AI changed what a product is
AI agents, MCP, and open protocols broke the assumption that products have edges. The entire go-to-market stack—positioning, competitive analysis, pricing, sales enablement—assumes a bounded thing. Something you can draw a box around, position, price, sell.
An agent discovers your API and wires it into workflows you didn’t design for. Your product becomes one node in a chain that didn’t exist yesterday. Surface area is emergent, not shipped. The agent defines it at runtime.
You can’t position a moving target. The competitor isn’t just the category anymore. It’s anything in the agent’s toolkit that approximates the same function.
Subscription and per-seat pricing assume human purchasing decisions, but agent-mediated usage is bursty and autonomous. Your sales motion now has two buyers: the human with budget and the developer or agent choosing tools. And your analytics show what the agent does, not what the human values. Product-market fit gets harder to read.

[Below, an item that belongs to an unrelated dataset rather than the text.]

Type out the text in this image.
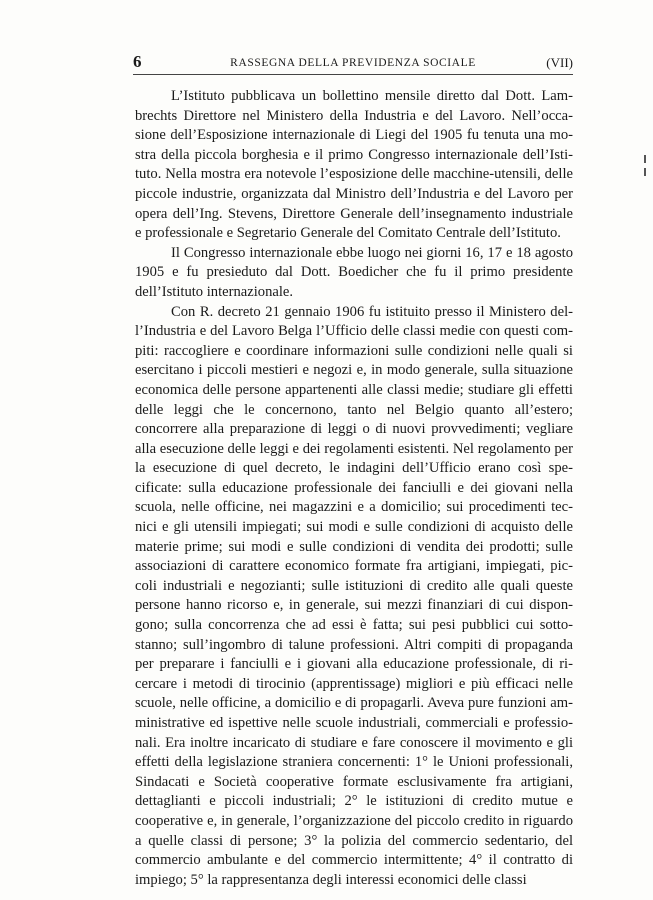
6	RASSEGNA DELLA PREVIDENZA SOCIALE	(VII)

L’Istituto pubblicava un bollettino mensile diretto dal Dott. Lambrechts Direttore nel Ministero della Industria e del Lavoro. Nell’occasione dell’Esposizione internazionale di Liegi del 1905 fu tenuta una mostra della piccola borghesia e il primo Congresso internazionale dell’Istituto. Nella mostra era notevole l’esposizione delle macchine-utensili, delle piccole industrie, organizzata dal Ministro dell’Industria e del Lavoro per opera dell’Ing. Stevens, Direttore Generale dell’insegnamento industriale e professionale e Segretario Generale del Comitato Centrale dell’Istituto.

Il Congresso internazionale ebbe luogo nei giorni 16, 17 e 18 agosto 1905 e fu presieduto dal Dott. Boedicher che fu il primo presidente dell’Istituto internazionale.

Con R. decreto 21 gennaio 1906 fu istituito presso il Ministero dell’Industria e del Lavoro Belga l’Ufficio delle classi medie con questi compiti: raccogliere e coordinare informazioni sulle condizioni nelle quali si esercitano i piccoli mestieri e negozi e, in modo generale, sulla situazione economica delle persone appartenenti alle classi medie; studiare gli effetti delle leggi che le concernono, tanto nel Belgio quanto all’estero; concorrere alla preparazione di leggi o di nuovi provvedimenti; vegliare alla esecuzione delle leggi e dei regolamenti esistenti. Nel regolamento per la esecuzione di quel decreto, le indagini dell’Ufficio erano così specificate: sulla educazione professionale dei fanciulli e dei giovani nella scuola, nelle officine, nei magazzini e a domicilio; sui procedimenti tecnici e gli utensili impiegati; sui modi e sulle condizioni di acquisto delle materie prime; sui modi e sulle condizioni di vendita dei prodotti; sulle associazioni di carattere economico formate fra artigiani, impiegati, piccoli industriali e negozianti; sulle istituzioni di credito alle quali queste persone hanno ricorso e, in generale, sui mezzi finanziari di cui dispongono; sulla concorrenza che ad essi è fatta; sui pesi pubblici cui sottostanno; sull’ingombro di talune professioni. Altri compiti di propaganda per preparare i fanciulli e i giovani alla educazione professionale, di ricercare i metodi di tirocinio (apprentissage) migliori e più efficaci nelle scuole, nelle officine, a domicilio e di propagarli. Aveva pure funzioni amministrative ed ispettive nelle scuole industriali, commerciali e professionali. Era inoltre incaricato di studiare e fare conoscere il movimento e gli effetti della legislazione straniera concernenti: 1° le Unioni professionali, Sindacati e Società cooperative formate esclusivamente fra artigiani, dettaglianti e piccoli industriali; 2° le istituzioni di credito mutue e cooperative e, in generale, l’organizzazione del piccolo credito in riguardo a quelle classi di persone; 3° la polizia del commercio sedentario, del commercio ambulante e del commercio intermittente; 4° il contratto di impiego; 5° la rappresentanza degli interessi economici delle classi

Old moats erode fast when agents swap tools per-call with no loyalty. Features, brand, switching costs. None of them hold. Data quality, reliability, and composability depth do. Trust does too—but when the buyer is an LLM, who evaluates trust?
The API surface is the product now. Features matter less than reliability when the buyer never sees a UI. And the real leverage is the curation layer—tool registries, agent defaults, discovery protocols. Whoever writes those defaults is doing distribution whether they know it or not.